Die Futurismen liegen in eben diesen Strategien der Auflösung eindeutiger Narrative von „Mensch und Technik“, die stimmzentrierte Musiken als Ausformungen von Alien Music im Sinne von Kodwo Eshun erfahrbar machen können:

„It alienates itself from the human; it arrives from the future. Alien music is a synthetic recombinator, an applied art technology for amplifying the rates of becoming alien. Optimize the ratios of excentricity. Synthesize yourself.“ (Eshun, Kodwo (1998): More Brilliant Than the Sun: Adventures in Sonic Fiction. Quartet, London. S. -005.)


Quellenverzeichnis

  • Clayton, Jace (05.05.2009): Pitch Perfect. Url: https://frieze.com/article/pitch-perfect. Stand: 07.11.2019.
  • Eshun, Kodwo (1998): More Brilliant Than the Sun: Adventures in Sonic Fiction. Quartet, London.
  • Gibbard, Ben (2009) in: Montgomery, James (02.10.2009): Death Cab For Cutie Raise Awareness about Auto-Tune Abuse. Url: http://www.mtv.com/news/1604710/death-cab-for-cutie-raise-awareness-about-auto-tune-abuse/. Stand: 07.09.2019.
  • Rokeby, David (2016) in: Ekman, Ulrik (2016): Introduction: Complex Ubiqui- ty-Effects. In: Bolter, Jay David/Díaz, Lily/Ekman, Ulrik/Søndergard, Morten/Engberg, Maria (Hrsg.) (2016): Ubiquitous Computing, Complexity and Culture. Routledge, New York.
  • Scherer, Klaus R. (1995): Expression of Emotion in Voice and Music. In: Journal of Voice Vol. 9, No. 3, pp. 235-248. 1995 Lippincott-Raven Publishers, Philadelphia.


Tracklist

  • A. G. Cook: Superstar (2016).

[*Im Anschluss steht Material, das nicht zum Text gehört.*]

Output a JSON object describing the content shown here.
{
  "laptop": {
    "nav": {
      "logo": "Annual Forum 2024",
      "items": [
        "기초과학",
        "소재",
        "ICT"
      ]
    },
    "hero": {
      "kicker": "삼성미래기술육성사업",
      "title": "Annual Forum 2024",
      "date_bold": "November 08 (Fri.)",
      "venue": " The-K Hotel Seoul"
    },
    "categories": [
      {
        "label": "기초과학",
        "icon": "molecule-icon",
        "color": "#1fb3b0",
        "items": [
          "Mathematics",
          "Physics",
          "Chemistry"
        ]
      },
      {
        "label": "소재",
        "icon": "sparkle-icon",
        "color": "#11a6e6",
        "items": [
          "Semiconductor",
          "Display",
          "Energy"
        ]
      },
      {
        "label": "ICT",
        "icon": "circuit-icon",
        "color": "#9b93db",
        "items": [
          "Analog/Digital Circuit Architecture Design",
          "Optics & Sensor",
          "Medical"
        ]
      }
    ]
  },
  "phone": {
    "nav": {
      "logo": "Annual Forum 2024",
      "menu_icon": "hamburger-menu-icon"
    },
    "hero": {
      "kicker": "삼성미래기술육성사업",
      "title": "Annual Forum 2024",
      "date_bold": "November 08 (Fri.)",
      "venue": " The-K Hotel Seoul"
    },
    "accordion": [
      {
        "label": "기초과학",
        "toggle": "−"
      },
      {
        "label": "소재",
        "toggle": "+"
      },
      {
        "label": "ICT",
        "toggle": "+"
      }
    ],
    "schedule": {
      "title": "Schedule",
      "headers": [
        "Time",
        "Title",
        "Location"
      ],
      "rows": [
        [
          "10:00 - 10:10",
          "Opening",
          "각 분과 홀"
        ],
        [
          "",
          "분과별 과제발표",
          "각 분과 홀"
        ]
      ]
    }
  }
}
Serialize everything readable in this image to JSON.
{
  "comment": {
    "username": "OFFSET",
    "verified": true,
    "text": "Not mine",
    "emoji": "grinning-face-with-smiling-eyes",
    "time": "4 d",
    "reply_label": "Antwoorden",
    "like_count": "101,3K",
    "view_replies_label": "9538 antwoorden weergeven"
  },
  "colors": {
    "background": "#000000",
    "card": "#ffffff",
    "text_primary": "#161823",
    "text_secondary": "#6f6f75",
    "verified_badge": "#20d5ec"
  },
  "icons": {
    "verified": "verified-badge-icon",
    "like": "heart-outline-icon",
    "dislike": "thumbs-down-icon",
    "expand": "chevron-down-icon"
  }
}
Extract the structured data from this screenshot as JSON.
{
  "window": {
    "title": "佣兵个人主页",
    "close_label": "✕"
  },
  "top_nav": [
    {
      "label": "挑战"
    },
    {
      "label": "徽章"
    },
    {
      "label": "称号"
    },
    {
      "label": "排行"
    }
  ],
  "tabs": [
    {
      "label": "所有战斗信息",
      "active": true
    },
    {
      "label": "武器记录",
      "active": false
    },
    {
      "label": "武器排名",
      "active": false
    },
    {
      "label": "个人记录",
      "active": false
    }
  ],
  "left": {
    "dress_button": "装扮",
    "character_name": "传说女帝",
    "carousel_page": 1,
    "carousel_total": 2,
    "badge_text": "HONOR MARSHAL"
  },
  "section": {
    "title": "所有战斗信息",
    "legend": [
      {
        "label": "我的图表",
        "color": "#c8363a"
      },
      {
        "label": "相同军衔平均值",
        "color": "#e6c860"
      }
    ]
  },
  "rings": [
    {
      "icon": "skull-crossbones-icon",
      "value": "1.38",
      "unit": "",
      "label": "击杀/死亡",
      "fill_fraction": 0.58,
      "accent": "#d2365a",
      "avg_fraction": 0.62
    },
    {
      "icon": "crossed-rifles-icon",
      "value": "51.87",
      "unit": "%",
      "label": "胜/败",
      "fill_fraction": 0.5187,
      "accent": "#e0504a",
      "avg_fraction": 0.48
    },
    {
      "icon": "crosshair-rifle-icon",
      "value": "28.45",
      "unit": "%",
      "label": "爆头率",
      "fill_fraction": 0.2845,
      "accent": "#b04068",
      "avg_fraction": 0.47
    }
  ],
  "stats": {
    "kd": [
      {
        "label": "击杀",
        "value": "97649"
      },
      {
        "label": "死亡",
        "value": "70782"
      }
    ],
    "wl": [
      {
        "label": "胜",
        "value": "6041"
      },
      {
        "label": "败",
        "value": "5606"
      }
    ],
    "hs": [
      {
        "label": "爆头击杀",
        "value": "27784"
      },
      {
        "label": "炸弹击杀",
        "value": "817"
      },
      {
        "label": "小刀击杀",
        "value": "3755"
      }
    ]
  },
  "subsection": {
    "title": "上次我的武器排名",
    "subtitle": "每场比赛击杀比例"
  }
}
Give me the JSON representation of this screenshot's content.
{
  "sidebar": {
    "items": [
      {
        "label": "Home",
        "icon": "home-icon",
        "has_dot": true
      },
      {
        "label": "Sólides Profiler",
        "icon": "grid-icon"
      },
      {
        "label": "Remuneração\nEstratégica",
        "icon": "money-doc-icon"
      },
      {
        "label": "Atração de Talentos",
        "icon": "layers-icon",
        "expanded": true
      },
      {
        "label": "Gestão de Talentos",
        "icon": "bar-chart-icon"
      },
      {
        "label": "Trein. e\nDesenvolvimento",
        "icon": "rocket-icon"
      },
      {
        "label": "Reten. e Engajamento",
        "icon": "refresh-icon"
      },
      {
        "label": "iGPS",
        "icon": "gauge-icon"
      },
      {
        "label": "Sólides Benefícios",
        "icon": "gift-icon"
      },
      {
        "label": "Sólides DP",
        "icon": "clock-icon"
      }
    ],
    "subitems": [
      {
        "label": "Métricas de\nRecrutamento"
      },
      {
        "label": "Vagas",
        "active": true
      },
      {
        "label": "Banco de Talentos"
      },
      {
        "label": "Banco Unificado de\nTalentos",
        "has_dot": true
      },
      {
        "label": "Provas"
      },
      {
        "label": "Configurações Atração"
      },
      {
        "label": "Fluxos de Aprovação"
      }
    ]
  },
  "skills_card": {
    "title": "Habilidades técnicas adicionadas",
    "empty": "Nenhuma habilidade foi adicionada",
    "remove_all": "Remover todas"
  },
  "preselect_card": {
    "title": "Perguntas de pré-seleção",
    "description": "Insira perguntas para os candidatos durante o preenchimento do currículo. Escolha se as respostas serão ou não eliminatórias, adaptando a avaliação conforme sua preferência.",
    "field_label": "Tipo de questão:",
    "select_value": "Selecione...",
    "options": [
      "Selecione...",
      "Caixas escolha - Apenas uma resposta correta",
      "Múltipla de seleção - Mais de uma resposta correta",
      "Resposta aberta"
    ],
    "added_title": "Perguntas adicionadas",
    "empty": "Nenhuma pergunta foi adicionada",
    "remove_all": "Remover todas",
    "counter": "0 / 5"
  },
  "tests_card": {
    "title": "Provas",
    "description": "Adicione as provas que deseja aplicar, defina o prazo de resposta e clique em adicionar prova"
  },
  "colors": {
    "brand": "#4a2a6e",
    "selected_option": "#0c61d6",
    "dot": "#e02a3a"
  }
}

PC Music.
  • Aïsha Devi: DNA ☤ ∞ (2018). Houndstooth.
  • Billie Eilish: xanny (2019). Darkroom, Interscope Records.
  • Charli XCX: Lucky (2017). Asylum Records.
  • Kode9, The Spaceape: Victims (2006). Hyperdub.
  • Shygirl: Gush (2008). Nuxxe.
  • SOPHIE: It’s Okay to Cry (2017). Transgressive Records.
  • 100 gecs, Dylan Brady, Laura Les: xXXi_wud_nvrstøp_ÜXXx (2019). Dog Show Records.